Афанасьев слегка улыбнулся. Не снисходительно, Параминов бы этого не понял, а так, самую малость.
— Перед стартом жучка ему подсажу, будем в курсе.
— Почему не сейчас? — спросил Фёдор.
— Сдохнет. Жучок маленький, батарейка хилая. Надо самое раннее за день подсаживать.
— Смотри, не промахнись, — проворчал Параминов. — Не хотелось бы проспать. Что-то он задумал, и я хочу быть в курсе.
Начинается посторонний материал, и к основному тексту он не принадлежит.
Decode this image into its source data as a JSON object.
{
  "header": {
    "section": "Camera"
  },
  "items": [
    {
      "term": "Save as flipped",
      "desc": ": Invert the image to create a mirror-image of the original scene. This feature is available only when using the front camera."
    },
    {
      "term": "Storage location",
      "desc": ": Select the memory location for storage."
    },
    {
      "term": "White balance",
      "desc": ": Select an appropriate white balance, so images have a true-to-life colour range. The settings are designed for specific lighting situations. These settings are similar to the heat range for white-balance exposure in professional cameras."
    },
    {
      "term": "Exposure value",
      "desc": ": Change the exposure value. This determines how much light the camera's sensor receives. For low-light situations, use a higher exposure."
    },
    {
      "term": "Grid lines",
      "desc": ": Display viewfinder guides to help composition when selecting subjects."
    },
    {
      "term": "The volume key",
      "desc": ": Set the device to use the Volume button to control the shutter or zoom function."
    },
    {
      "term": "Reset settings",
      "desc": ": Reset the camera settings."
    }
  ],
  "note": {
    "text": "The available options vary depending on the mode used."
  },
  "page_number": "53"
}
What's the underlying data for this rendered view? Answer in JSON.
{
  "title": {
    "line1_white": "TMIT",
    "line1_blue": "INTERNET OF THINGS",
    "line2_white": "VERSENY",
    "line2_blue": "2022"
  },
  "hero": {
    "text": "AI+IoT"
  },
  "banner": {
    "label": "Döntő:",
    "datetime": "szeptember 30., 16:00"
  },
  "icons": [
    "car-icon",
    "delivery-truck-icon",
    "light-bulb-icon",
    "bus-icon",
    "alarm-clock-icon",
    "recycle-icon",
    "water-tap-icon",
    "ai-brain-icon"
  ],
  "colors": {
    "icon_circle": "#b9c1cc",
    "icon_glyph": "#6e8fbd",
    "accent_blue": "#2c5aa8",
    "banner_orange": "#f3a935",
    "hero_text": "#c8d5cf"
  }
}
— Не волнуйтесь, Фёдор Иванович, — обнадёжил его Афанасьев. — У меня в их гараже кореш старый работает, маякнёт.
— Ты не боишься?.. — начал Параминов, но Афанасьев умоляюще сложил руки на груди.
— Очень давний кореш, ещё никакого бизнеса в помине не было. Мужчина умный, с понятием, связь со мной не светит, — он на миг задумался, потом усмехнулся. — Спящий агент, вот как это называется. Я его берегу. За день до старта их похода он мне позвонит, там договоримся о встрече. Не волнуйтесь, комар носа не заточит.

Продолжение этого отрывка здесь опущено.